L’ouvrage est subdivisé en quatre parties thématiques précédées d’une préface de Koen Lenaerts, juge et professeur de droit et d’une introduction de Marc Verwilghen, ministre belge de la justice. Chacun d’eux expliquant à son tour les raisons et les objectifs recherchés dans ce sémainaire.

Dans une première partie, Anne Weyembergh et Daniel Flore ont analysé le principe, l’évolution et les conséquences de la reconnaissance mutuelle des décisions judiciaires en matière pénale dans l’Union européenne. Anne Weyembergh a présenté les principales caractéristiques de la question depuis le Conseil européen jusqu’au traité de Maastrich en expliquant pourquoi « les textes destinés à reconnaître les effets aux jugements répressifs étrangers ont été marqués, de manière générale, par leur insuccès » p. 27. Elle a montré ensuite comment une impulsion nouvelle et progressive a été mise en place pour garantir la reconnaissance mutuelle des décisions judiciaires pénales entre les États de l’Union européenne.

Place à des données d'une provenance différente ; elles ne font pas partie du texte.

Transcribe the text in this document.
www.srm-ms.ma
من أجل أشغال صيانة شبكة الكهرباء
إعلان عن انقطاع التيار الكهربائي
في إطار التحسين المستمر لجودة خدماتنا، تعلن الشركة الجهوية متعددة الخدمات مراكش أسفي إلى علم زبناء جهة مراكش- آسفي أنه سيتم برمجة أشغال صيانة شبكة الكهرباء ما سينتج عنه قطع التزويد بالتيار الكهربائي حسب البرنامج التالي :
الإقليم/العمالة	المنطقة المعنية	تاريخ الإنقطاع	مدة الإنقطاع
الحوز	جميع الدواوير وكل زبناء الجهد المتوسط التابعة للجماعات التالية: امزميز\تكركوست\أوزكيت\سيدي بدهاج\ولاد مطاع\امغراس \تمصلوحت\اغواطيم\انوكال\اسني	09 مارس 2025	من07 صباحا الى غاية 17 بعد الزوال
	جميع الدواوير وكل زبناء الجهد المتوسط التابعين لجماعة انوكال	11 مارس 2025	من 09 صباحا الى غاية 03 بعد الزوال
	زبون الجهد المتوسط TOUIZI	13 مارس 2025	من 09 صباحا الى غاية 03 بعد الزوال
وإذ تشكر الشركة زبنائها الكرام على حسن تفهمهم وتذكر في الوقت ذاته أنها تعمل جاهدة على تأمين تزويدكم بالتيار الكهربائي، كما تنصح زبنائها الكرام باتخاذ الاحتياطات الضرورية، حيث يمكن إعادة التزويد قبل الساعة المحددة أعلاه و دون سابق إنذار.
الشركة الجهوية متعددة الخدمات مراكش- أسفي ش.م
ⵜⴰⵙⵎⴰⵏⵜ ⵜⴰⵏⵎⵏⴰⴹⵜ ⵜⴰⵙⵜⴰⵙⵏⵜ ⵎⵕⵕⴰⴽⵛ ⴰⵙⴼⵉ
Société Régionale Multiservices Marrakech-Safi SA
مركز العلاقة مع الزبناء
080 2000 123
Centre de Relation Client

Elle a aussi mis en exergue les conditions de réussite de la mise en place de cet espace européen « de liberté, de sécurité et de justice ». Selon l’auteure, l’une de ces conditions réside essentiellement dans le fait que les États doivent laisser de côté les réflexes nationaux centrés sur le principe traditionnel de la souveraineté et de la territorialité du droit pénal.

La reconnaissance mutuelle des décisions judiciaires pose un certain nombre de problèmes dont celui de double incrimination et territorialité. C’est le thème abordé par Daniel Flore qui a fait ressortir les différents arguments des partisans de l’abandon de la double incrimination et les règles de compétence sur la nécessité de la double incrimination. Selon l’auteur « la question qui se pose à ce stade des réflexions est de savoir si le maintien ou la suppression de la double incrimination est bien le premier point à trancher dès lors que l’on veut s’inscrire dans le cadre de la reconnaissance mutuelle des décisions judiciaires pénales » (p. 74).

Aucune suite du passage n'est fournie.